Thankfully this is now changing and there are some well-priced responsible investment funds on offer. These include responsible ETFs and Listed Investment Companies.
5. Review the financial and social performance
Whether you have decided to invest in a low-cost passive fund, or a higher cost actively managed fund, make sure that any higher fees are justified by higher performance.
When considering performance, it is better to focus on longer-term performance (five or more years) than short-term performance, as it is more likely to show a trend rather than a one-off.
In addition to the financial performance reporting, look into the social impact reporting that the fund provides. If a fund aims to achieve particular responsible investment goals, it should be reporting on them.
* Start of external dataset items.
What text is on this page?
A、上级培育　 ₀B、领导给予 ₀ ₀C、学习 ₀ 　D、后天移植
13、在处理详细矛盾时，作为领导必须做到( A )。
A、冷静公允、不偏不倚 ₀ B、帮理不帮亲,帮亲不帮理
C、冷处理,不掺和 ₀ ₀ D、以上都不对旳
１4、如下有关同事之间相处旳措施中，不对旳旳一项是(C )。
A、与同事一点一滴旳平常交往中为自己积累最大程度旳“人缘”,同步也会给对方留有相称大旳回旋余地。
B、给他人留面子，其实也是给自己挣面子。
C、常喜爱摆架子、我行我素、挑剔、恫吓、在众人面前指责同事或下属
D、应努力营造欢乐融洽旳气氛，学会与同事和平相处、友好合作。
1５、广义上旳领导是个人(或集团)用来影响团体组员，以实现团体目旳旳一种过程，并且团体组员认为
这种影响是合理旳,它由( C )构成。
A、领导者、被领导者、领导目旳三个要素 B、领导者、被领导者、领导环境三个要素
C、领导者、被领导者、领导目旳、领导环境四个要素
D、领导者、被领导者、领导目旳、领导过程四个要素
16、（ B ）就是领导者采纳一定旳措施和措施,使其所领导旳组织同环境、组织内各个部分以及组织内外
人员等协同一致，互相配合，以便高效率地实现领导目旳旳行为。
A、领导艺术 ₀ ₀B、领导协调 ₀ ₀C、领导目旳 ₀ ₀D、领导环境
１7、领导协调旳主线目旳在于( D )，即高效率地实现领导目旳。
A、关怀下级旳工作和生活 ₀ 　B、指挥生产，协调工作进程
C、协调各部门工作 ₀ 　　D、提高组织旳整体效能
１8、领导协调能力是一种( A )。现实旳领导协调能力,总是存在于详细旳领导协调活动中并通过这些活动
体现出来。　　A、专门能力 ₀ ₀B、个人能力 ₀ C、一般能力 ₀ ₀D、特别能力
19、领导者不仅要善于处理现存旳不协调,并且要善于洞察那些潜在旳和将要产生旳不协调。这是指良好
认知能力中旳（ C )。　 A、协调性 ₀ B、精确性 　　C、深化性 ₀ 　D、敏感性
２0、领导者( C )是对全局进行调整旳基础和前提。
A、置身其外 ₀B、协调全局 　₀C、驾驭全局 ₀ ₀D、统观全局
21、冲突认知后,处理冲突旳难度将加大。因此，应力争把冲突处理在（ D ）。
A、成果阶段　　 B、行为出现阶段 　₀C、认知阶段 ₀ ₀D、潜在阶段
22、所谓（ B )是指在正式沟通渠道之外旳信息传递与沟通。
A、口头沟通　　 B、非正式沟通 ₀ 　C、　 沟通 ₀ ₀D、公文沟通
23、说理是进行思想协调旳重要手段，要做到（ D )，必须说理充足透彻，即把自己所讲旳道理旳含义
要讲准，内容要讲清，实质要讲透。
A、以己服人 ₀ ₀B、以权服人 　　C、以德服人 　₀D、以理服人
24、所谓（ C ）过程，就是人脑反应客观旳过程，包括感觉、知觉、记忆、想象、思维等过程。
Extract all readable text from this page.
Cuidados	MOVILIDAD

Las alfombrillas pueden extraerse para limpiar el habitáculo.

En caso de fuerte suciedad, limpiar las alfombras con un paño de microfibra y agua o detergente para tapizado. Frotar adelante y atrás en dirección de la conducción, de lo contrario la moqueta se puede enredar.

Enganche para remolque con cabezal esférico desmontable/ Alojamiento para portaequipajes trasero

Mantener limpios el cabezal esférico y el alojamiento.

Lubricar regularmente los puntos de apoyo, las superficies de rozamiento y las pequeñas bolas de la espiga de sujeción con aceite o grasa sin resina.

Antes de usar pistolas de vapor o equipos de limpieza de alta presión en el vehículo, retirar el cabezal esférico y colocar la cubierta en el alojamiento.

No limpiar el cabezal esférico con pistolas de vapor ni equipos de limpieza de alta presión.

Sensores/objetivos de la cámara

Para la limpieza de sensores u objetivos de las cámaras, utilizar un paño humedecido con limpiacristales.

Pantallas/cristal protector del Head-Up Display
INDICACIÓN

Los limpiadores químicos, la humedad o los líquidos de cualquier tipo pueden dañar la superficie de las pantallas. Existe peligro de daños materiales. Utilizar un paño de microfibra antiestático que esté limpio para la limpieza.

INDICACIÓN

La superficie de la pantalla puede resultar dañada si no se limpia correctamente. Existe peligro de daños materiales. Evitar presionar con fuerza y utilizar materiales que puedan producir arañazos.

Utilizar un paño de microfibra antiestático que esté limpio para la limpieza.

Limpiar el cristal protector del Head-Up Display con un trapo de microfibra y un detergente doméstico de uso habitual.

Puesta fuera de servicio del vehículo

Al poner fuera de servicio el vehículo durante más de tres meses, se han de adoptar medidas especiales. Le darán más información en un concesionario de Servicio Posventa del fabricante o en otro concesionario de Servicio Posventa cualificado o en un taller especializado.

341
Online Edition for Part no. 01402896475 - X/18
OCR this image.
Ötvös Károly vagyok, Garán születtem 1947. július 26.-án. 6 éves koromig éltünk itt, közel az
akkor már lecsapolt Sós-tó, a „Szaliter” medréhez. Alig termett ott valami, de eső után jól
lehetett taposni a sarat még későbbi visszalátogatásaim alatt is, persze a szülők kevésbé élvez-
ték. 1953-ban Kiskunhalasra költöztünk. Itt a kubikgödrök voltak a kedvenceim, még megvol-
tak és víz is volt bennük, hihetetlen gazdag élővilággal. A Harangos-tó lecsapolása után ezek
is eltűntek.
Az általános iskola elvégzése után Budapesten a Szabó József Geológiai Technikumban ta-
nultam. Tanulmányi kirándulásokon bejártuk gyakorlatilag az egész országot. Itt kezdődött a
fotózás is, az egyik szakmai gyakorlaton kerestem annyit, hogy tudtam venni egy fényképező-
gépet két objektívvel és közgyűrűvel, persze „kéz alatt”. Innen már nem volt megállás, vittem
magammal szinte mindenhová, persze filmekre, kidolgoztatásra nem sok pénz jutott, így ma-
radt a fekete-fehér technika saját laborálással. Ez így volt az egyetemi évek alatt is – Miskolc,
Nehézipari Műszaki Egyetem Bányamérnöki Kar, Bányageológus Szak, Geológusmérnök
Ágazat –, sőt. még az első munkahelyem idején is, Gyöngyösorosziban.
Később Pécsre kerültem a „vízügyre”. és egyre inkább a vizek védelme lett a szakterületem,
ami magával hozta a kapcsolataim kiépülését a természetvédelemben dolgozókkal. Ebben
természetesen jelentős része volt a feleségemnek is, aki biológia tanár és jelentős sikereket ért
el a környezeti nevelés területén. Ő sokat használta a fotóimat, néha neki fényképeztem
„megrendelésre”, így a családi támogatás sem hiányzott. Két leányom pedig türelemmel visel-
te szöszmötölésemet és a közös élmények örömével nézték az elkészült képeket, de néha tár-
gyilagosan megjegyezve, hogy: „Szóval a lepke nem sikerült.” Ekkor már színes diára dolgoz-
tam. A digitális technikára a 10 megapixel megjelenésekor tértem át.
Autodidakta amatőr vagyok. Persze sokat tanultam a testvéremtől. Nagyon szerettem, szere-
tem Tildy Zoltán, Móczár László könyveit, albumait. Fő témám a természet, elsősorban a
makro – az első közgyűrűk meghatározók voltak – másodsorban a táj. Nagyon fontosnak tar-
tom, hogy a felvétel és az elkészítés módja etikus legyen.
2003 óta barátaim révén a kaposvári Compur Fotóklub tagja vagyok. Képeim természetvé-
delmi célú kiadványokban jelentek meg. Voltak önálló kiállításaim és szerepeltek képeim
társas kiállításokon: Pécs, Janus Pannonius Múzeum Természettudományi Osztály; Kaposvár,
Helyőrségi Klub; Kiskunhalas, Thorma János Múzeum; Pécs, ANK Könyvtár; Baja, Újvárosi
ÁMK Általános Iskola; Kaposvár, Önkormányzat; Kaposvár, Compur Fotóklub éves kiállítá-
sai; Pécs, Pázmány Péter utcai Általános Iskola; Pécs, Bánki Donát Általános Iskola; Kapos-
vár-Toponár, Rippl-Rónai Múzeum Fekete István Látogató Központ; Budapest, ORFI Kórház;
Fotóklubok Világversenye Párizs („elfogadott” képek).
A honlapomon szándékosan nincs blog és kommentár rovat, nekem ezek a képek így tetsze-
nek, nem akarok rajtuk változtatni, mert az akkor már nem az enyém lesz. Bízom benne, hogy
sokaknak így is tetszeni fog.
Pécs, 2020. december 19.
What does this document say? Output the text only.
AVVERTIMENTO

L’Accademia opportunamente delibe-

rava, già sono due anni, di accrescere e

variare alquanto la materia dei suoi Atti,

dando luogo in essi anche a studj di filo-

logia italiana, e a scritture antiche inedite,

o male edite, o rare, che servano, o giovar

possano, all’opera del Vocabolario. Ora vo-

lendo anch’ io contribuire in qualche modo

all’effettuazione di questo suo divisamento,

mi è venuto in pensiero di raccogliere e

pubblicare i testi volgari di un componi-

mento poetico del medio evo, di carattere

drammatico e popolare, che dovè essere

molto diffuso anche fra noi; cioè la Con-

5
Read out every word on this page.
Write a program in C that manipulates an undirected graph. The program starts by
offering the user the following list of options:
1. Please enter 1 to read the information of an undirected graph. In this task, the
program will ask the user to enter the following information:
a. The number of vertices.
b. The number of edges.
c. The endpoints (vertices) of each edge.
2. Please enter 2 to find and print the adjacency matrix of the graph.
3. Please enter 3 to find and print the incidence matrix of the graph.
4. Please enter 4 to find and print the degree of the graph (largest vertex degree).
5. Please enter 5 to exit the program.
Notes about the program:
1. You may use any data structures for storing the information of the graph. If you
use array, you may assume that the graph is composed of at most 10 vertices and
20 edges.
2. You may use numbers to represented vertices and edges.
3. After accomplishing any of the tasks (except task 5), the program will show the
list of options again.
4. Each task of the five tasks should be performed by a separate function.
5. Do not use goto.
Social impact reporting metrics are now widely available, for example Yahoo Finance provide sustainability ratings for many Australian companies, meaning there is no excuse for responsible investment funds not to report on their social performance.
According to the Responsible Investment Benchmark Report 2018, over the past three, five and 10 year periods Australian responsible investment funds have outperformed mainstream investment funds.